GEZ: Haushaltsabgabe ab 2013 ist beschlossen

Schleswig-Holstein hatte im Dezember letzten Jahres als letztes Bundesland der Reform der GEZ-Gebühren zugestimmt.

Ab 2013 muss pro Wohnung bezahlt  werden (Euro 17,98)– egal ob es darin ein Gerät gibt oder nicht.

Über die “Schwarzseher” und ihren Kampf gegen die Späher der GEZ gibt es schon historische Abhandlungen, jetzt werden sie selbst Geschichte.

Ab 2013 kommt die Medienabgabe, die pro Haushalt fällig wird.

Ob man dann Fernseher, Radios oder sonstige Gerätschaften besitzt, die praktisch oder theoretisch zu dem in der Lage wären, was so schön altmodisch “Rundfunkempfang” heißt, ist dann egal.

Pro Wohnung wird monatlich der Betrag von 17,98 Euro fällig.

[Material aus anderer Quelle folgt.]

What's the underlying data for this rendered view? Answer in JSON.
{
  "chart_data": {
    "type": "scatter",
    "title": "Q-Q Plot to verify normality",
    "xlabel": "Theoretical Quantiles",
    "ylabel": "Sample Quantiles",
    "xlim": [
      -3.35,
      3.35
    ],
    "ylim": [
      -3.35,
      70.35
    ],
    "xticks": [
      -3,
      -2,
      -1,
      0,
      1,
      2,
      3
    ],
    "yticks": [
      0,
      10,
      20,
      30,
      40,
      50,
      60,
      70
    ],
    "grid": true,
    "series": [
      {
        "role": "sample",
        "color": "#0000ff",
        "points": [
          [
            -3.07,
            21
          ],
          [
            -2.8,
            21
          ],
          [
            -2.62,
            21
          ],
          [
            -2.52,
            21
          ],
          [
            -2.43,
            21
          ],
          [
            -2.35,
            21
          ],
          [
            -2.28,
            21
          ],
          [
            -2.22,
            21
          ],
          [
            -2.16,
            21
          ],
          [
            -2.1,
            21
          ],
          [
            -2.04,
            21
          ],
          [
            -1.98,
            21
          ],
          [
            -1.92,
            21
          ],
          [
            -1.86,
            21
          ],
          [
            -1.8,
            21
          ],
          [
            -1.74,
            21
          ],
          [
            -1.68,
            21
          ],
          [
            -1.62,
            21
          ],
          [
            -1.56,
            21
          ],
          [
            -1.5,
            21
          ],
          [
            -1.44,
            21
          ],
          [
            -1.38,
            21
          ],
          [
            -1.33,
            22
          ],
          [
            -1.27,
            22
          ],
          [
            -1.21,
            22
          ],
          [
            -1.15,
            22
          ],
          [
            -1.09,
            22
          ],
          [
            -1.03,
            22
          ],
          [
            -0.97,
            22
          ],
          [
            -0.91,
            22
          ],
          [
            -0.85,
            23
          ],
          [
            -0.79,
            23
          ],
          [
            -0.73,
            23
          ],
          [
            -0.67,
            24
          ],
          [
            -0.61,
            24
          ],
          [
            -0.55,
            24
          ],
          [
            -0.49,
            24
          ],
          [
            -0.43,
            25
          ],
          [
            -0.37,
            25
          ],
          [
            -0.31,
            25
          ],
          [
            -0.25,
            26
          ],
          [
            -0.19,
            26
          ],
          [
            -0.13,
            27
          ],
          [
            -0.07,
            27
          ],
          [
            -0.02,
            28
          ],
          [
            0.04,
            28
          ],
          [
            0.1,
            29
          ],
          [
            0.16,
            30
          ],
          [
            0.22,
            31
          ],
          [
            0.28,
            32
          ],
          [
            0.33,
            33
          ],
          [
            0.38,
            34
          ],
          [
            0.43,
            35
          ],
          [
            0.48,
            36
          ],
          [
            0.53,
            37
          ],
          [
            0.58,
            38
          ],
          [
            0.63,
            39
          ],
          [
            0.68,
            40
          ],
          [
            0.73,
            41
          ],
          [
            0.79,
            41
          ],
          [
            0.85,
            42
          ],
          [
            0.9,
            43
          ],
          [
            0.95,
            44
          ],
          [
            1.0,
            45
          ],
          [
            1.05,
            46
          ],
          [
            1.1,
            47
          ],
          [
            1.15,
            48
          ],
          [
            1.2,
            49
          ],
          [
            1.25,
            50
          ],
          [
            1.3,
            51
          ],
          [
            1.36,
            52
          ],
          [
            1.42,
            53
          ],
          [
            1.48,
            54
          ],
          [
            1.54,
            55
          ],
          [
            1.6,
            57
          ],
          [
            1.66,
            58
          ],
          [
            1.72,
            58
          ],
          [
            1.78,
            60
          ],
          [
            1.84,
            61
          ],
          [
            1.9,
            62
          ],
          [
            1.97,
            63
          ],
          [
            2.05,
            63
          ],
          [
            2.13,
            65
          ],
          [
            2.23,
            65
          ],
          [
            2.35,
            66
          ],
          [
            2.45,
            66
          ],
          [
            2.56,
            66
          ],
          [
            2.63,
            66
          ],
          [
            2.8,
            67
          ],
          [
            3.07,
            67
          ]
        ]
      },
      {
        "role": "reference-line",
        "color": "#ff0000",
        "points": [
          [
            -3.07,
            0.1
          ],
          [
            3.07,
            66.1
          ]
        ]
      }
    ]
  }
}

Auf der Internetseite der GEZ findet man dazu folgendes:

Pro Wohnung ist ein Beitrag zu zahlen. Das heißt: Eine Person entrichtet den Rundfunkbeitrag für die gemeinsame Wohnung – unabhängig davon, wie viele Personen dort leben und wie viele Rundfunkgeräte vorhanden sind.

Für die meisten Bürgerinnen und Bürger ändert sich damit finanziell nichts: 90 Prozent zahlen künftig genauso viel wie heute oder weniger.

Die neue Regelung kommt besonders Familien, Wohngemeinschaften oder nichtehelichen Lebensgemeinschaften zugute, die bisher mehrfach Rundfunkgebühren bezahlt haben.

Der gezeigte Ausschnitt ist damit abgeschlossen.